- B. J. Kuipers. 9507-0463

**Qualitative Reasoning: Modeling and Simulation with Incomplete Knowledge**. Cambridge, MA: MIT Press, 1994, 414 pp. $45. ISBN 0-262-11190-X.

This volume is a textbook in qualitative methods. Its major themes are represented throughout in terms of QSIM. QSIM is a computer program intended to resolve qualitative simulation problems and is distributed for research purposes only. The main domains of investigation are physical and chemical processes, such as a system evolution in quasi-equilibrium states and dynamic state transitions.

Modeling exercises on fluid dynamics and mechanics exemplify the basic ideas of the qualitative simulation method. The basic principles introduced here are formally defined and analyzed in the section on the QSIM representation. "The key intuition" behind the use of qualitative differential equations "is that, although the world changes continuously, it changes qualitatively only at isolated points." To define the qualitative differential equations, the author considers four elements: qualitative variables, quantity spaces, qualitative constraints, and transitions. The transitions represent "rules defining the boundary of the domain of applicability" of the qualitative differential equations. The general scheme for qualitative modeling and simulation is as follows. The abstract elements in the system representation are created from a physical scenario by means of model selection. Through model building, one may find the qualitative differential equations. Qualitative simulation reveals the qualitative behavior of the system. Finally, applying quantitative refinement on the predicted behavior and taking into consideration the critical bounds on the system's evolution, one may obtain the quantitative behavior of the initial physical scenario.

An interesting part of the book describes the dynamic qualitative simulation in the QSIM representation. This section discusses the QSIM algorithm and its paradigmatic architecture by developing the reader's intuition and presenting QSIM implementation examples.

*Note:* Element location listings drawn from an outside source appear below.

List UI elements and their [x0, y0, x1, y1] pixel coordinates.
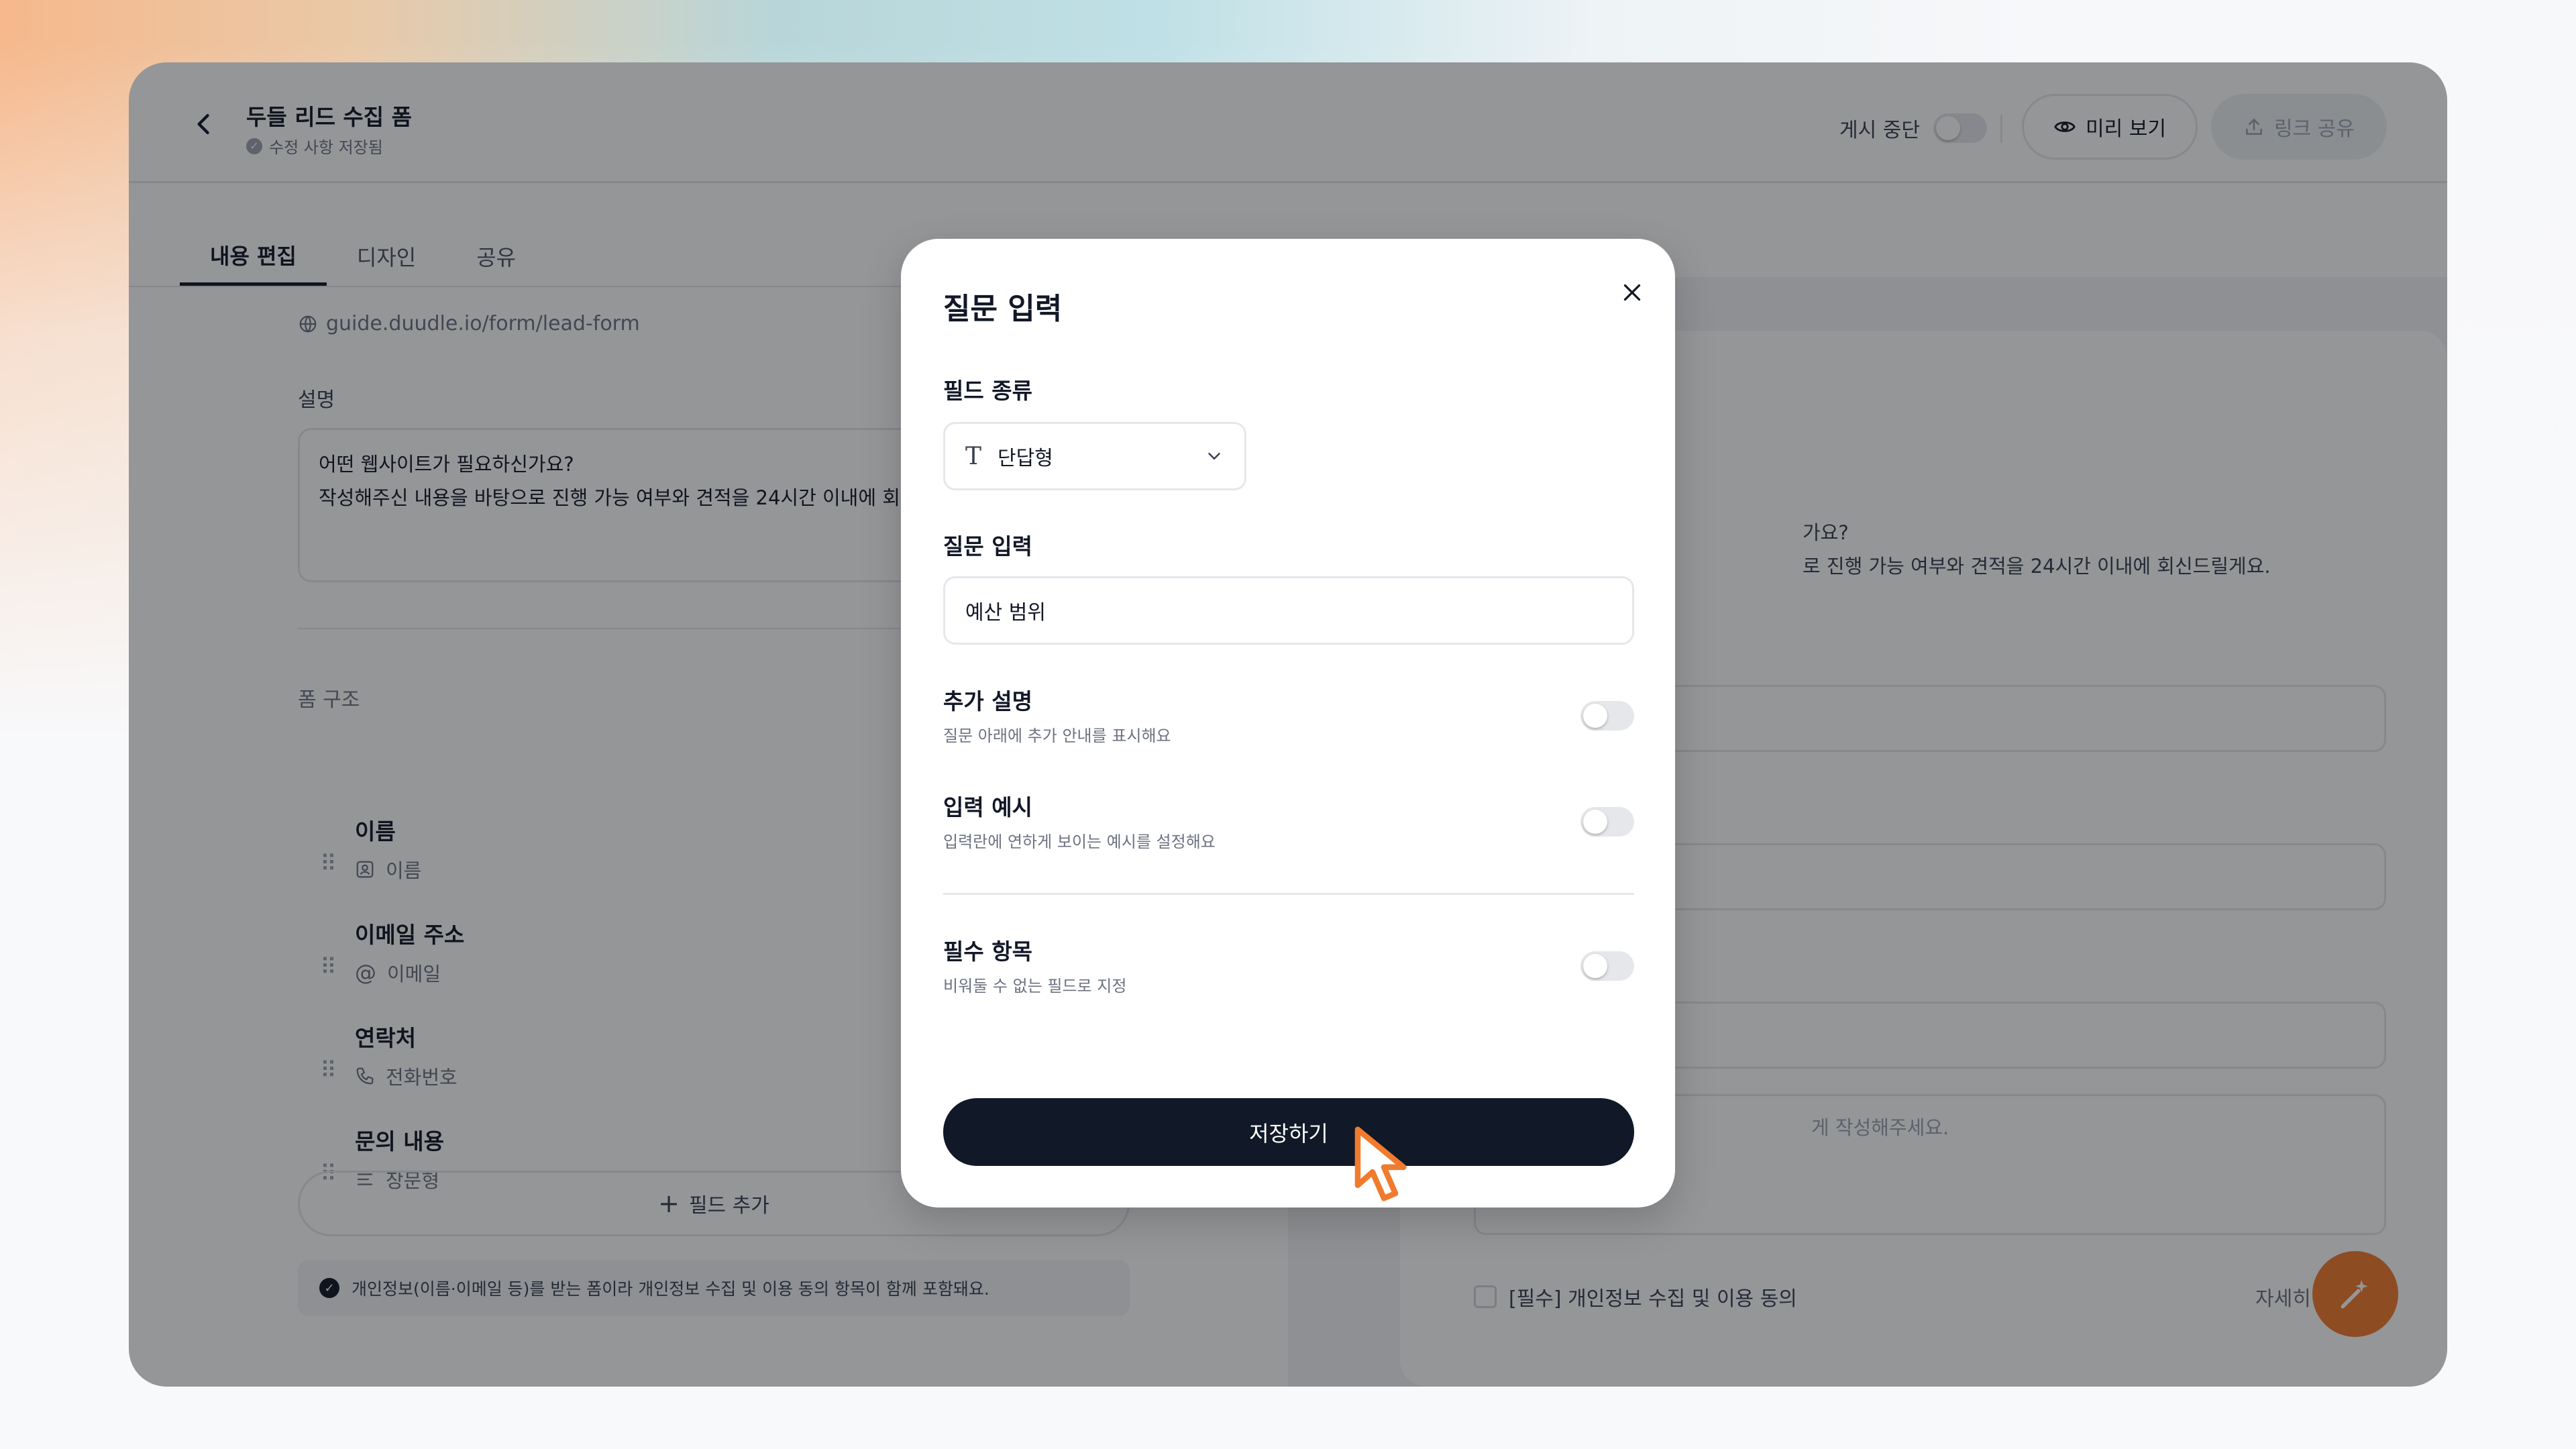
modal-title: 질문 입력	[943, 292, 1063, 326]
toggle-sublabel: 입력란에 연하게 보이는 예시를 설정해요	[943, 833, 1216, 851]
chevron-down-icon	[1208, 453, 1220, 460]
mouse-pointer-icon	[1354, 1126, 1407, 1201]
toggle-label: 입력 예시	[943, 794, 1032, 820]
toggle-label: 필수 항목	[943, 938, 1032, 965]
field-type-label: 필드 종류	[943, 378, 1032, 404]
close-button[interactable]	[1612, 272, 1652, 313]
field-type-value: 단답형	[998, 447, 1053, 470]
toggle-sublabel: 질문 아래에 추가 안내를 표시해요	[943, 727, 1171, 745]
question-input[interactable]: 예산 범위	[943, 576, 1634, 645]
toggle-knob	[1583, 810, 1607, 834]
field-type-select[interactable]: T 단답형	[943, 422, 1246, 490]
save-button[interactable]: 저장하기	[943, 1098, 1634, 1166]
divider	[943, 893, 1634, 895]
toggle-knob	[1583, 954, 1607, 978]
toggle-sublabel: 비워둘 수 없는 필드로 지정	[943, 977, 1127, 996]
question-modal: 질문 입력 필드 종류 T 단답형 질문 입력 예산 범위 추가 설명 질문 아…	[901, 239, 1675, 1208]
toggle-row-required: 필수 항목 비워둘 수 없는 필드로 지정	[943, 934, 1634, 1008]
text-type-icon: T	[965, 442, 982, 470]
required-toggle[interactable]	[1580, 951, 1634, 981]
toggle-row-input-example: 입력 예시 입력란에 연하게 보이는 예시를 설정해요	[943, 790, 1634, 863]
toggle-row-extra-description: 추가 설명 질문 아래에 추가 안내를 표시해요	[943, 684, 1634, 757]
toggle-label: 추가 설명	[943, 688, 1032, 714]
question-label: 질문 입력	[943, 533, 1032, 559]
extra-description-toggle[interactable]	[1580, 701, 1634, 731]
close-icon	[1623, 284, 1641, 301]
toggle-knob	[1583, 704, 1607, 728]
input-example-toggle[interactable]	[1580, 807, 1634, 837]
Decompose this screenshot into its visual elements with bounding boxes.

The major subjects of the book are semi-quantitative reasoning, higher-order derivatives, and compositional modeling. In the sphere of semi-quantitative reasoning, the author presents Q2, an extension to QSIM. Its role is to select allowed system behaviors using constraint propagation and interval arithmetic to obtain value-denoting terms. Q2 filters the scenarios predicted by QSIM to resolve the differential equations generated by each behavior.

To increase the granularity of the investigation, QSIM supports an analysis of the higher-order differential equations. The role of this method is to select valid behaviors from families of infinite solutions. The last chapter introduces the model building methodology and technology in the framework of qualitative process theory. A survey of compositional modeling techniques discusses research published in the last seven years.

Throughout the book, the material is presented on five levels. First, the author formulates an idea. Second, the basic paradigms are formalized and generalized. Third, Kuipers discusses examples. Fourth, the formalization is refined and its frame extension is presented. The last step is an invitation to resolve some related problems.

The book is a sparkling discourse that will engage the reader. The many recent references offer a solid basis for anyone beginning an adventure in modeling and simulation with incomplete knowledge.